CEO Lauri Veijalainen, Financial Statements 2018 (14.2.2019):

The Stockmann Group’s adjusted operating result improved by EUR 16 million compared to 2017. The improvement was mainly due to Lindex’s successful turnaround. Real Estate continued its steady performance.

Lindex managed to grow its market share in its main markets, and its online sales continued to grow well throughout the year. Lindex’s adjusted operating profit almost doubled, due to growth in sales, a better gross margin and cost savings.

Real Estate proceeded with its planned projects on real estate divestments. In May, Stockmann sold its Book House property in the centre of Helsinki. The strategy of withdrawal from Russia was fulfilled in October, when we signed an agreement for the sale of the Nevsky Centre shopping centre in St Petersburg. The transaction was completed in January 2019. The Group’s net debt decreased by nearly EUR 200 million during the year mainly due to the divestment of the Book House and decrease in working capital. The sales proceeds from Nevsky Centre were also used for repaying a bank loan in January 2019.
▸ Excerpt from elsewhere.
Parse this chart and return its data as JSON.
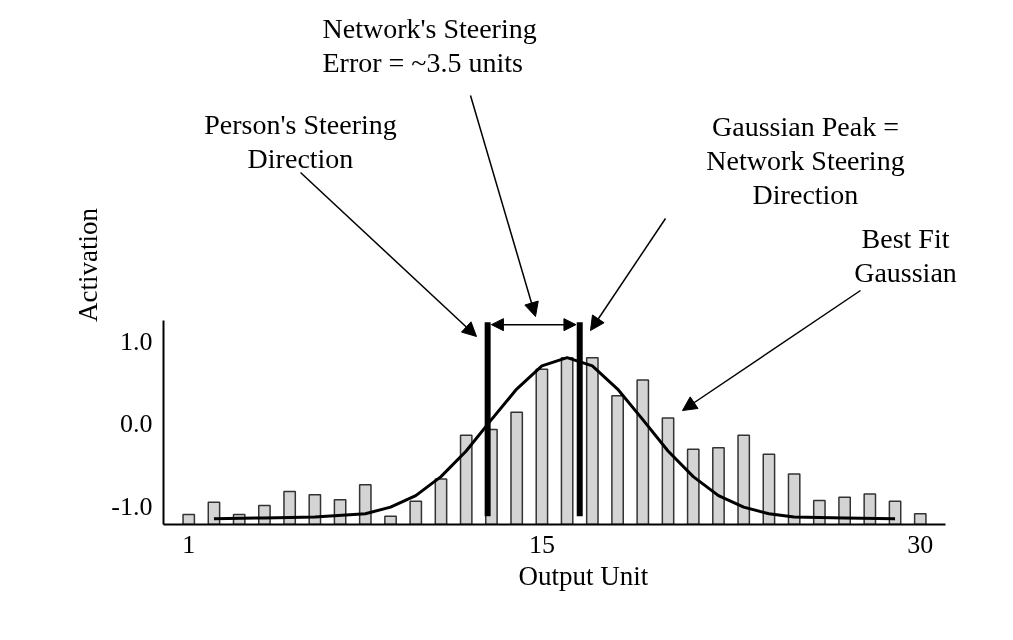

Stockmann Retail did not achieve a positive result, despite our efforts. Full-year sales in 2018 fell short of our target, to our true disappointment. The operating result weakened mostly in the last quarter of the year, despite good growth in online sales in the quarter. In early 2019, we launched a project aiming at reducing the Group’s expenses by EUR 20 million by the end of the year. The majority of these measures will affect the Retail division.

In 2019, we will continue the implementation of our strategic projects, seek to secure sales and improve the gross margin. We will also accelerate our renewal measures including our digital journey, the effects of which will become visible for our customers during the year.